Do you have an itchy dog? It could be allergies!
Allergies are common in pets and can be due to a variety of causes. Typically, a pet owner will visit their family veterinarian or a board-certified veterinary dermatologist after their dog has been unusually itchy and may have sores on the skin. Depending on the allergy, treatment can be simple management like flea allergy dermatitis or it could involve lifelong management of symptoms. Below are some common causes of allergies in dogs and cats.

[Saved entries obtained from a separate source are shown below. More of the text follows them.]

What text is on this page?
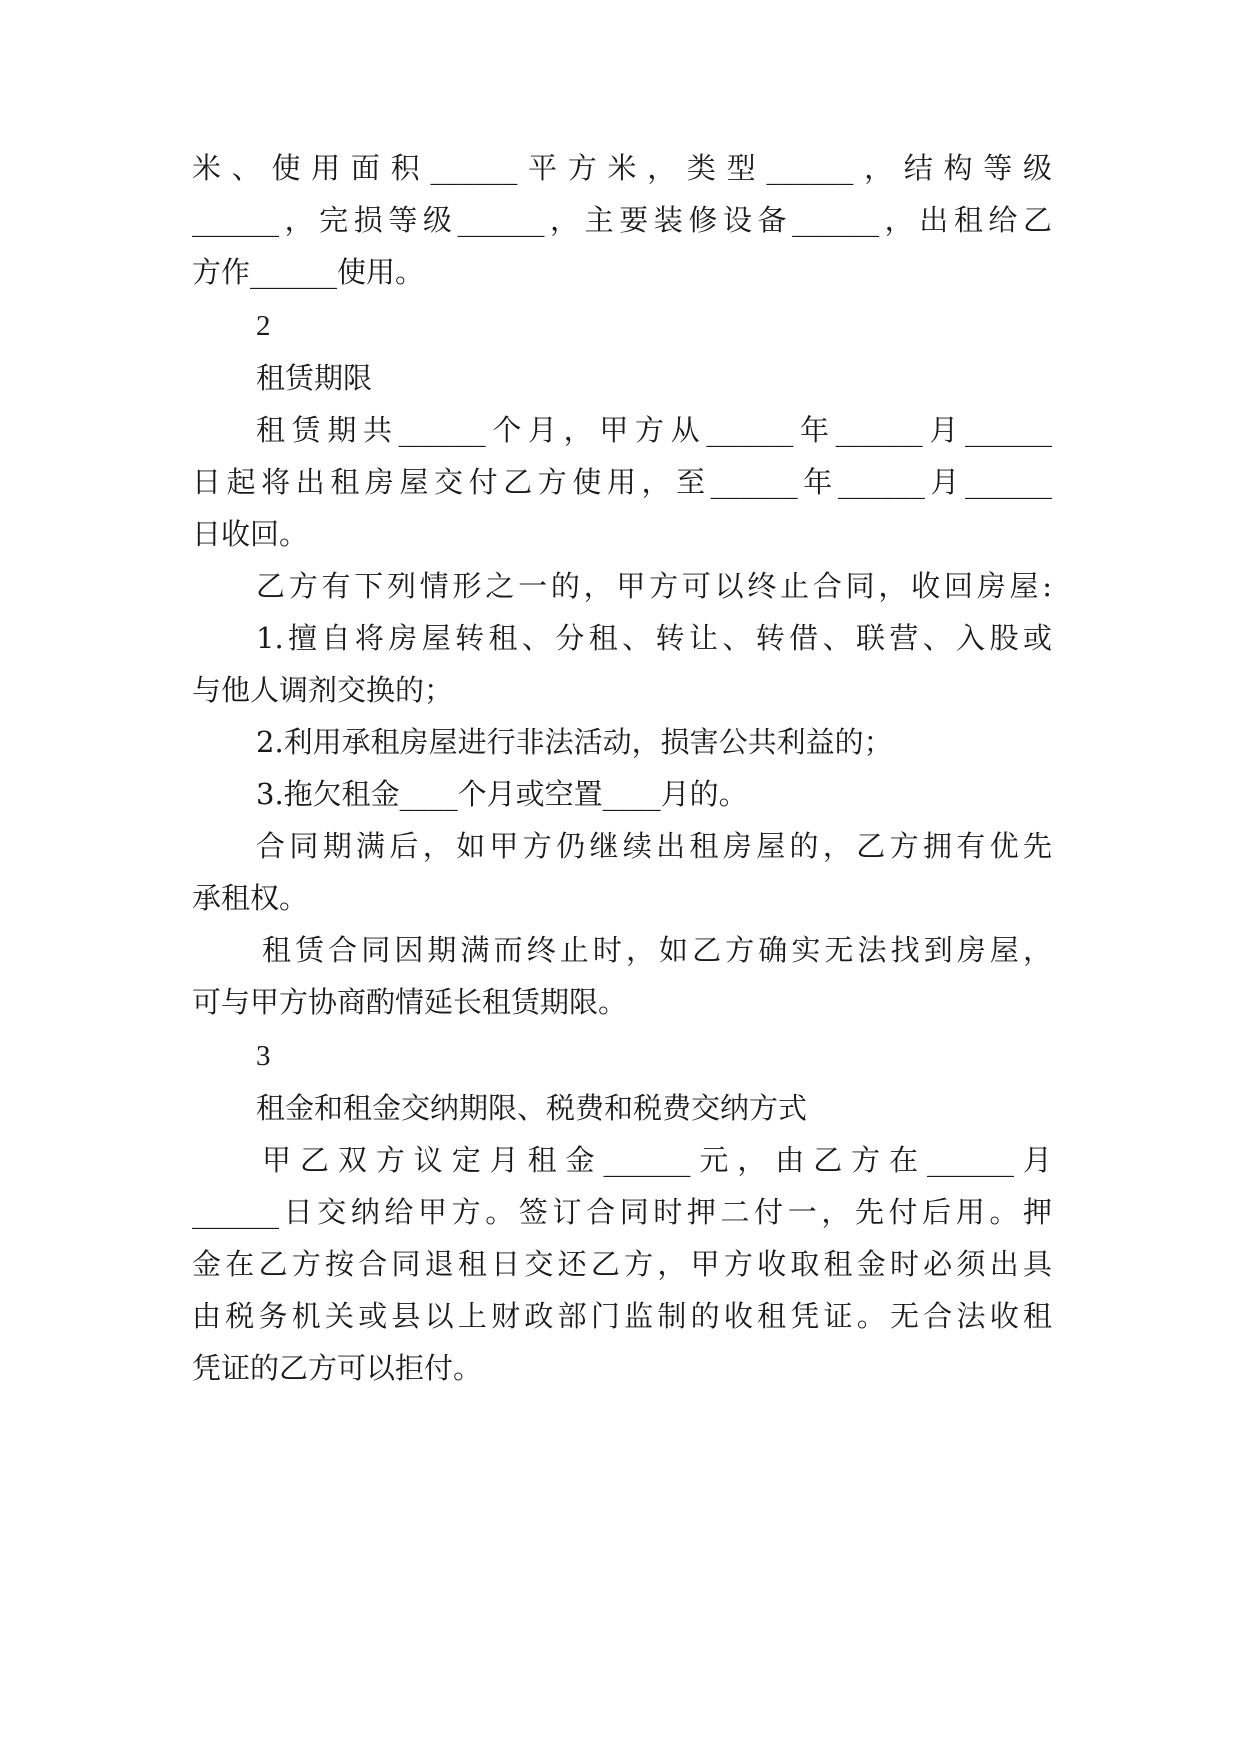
米、使用面积______平方米，类型______，结构等级
______，完损等级______，主要装修设备______，出租给乙
方作______使用。
2
租赁期限
租赁期共______个月，甲方从______年______月______
日起将出租房屋交付乙方使用，至______年______月______
日收回。
乙方有下列情形之一的，甲方可以终止合同，收回房屋:
1.擅自将房屋转租、分租、转让、转借、联营、入股或
与他人调剂交换的；
2.利用承租房屋进行非法活动，损害公共利益的；
3.拖欠租金____个月或空置____月的。
合同期满后，如甲方仍继续出租房屋的，乙方拥有优先
承租权。
租赁合同因期满而终止时，如乙方确实无法找到房屋，
可与甲方协商酌情延长租赁期限。
3
租金和租金交纳期限、税费和税费交纳方式
甲乙双方议定月租金______元，由乙方在______月
______日交纳给甲方。签订合同时押二付一，先付后用。押
金在乙方按合同退租日交还乙方，甲方收取租金时必须出具
由税务机关或县以上财政部门监制的收租凭证。无合法收租
凭证的乙方可以拒付。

1. Environmental (Atopic Dermatitis)
Just like with people, dogs and cats can be allergic to grasses, trees, weeds, molds, dander, dust, and dust mites. Signs include scratching, biting, licking or chewing at the paws, red and inflamed skin, sores on the skin, scooting, or chronic ear infections. These symptoms can be seasonal or may occur year-round.
2. Food Allergies
Food allergies or hypersensitivity most commonly develop in response to the protein component in the food (chicken, beef, dairy, eggs, and other sources of protein). Food allergies can develop at almost any age and can produce a variety of clinical signs including itching, digestive disorders, and respiratory distress. The good news is that if your pet has a food allergy, it may be easily controlled with a different diet. Prescription diets can be discussed with your family veterinarian. Grain allergies are extremely uncommon, and grain free is not recommended.
3. Air Pollution in Cats
Another type of environmental allergy is poor air quality. Cats are particularly sensitive to air quality and can develop respiratory issues like wheezing or difficulty breathing. This is known as feline asthma and can be caused by cigarette smoke, aerosols, fragrances, or poor air quality.
Flea bites can be itchy to most animals. However, some are very sensitive and develop flea allergy dermatitis. This is one allergy that can be cured with the correct treatment plan and prevention.
5. Allergic Reactions
In an emergency setting, the most common type of allergy we see is an acute allergic reaction. Usually, an animal comes in with a puffy face or swollen muzzle, swelling around the eyes, or hives on the body. This type of reaction can be caused by an insect bite, a vaccine reaction, or an unknown allergen. Many times, we are not able to identify the source. Please see your vet immediately if you notice signs of an allergic reaction!
If your pet has any of the above symptoms, please consult with your family veterinarian. There are many causes of the symptoms mentioned above, including and excluding allergies. Your vet can help you determine the cause and can help you come up with a treatment plan. Your vet may also decide to refer you to Dr. Meyer, our board-certified veterinary dermatologist. She can help get down to the bottom of what’s going on with your pet!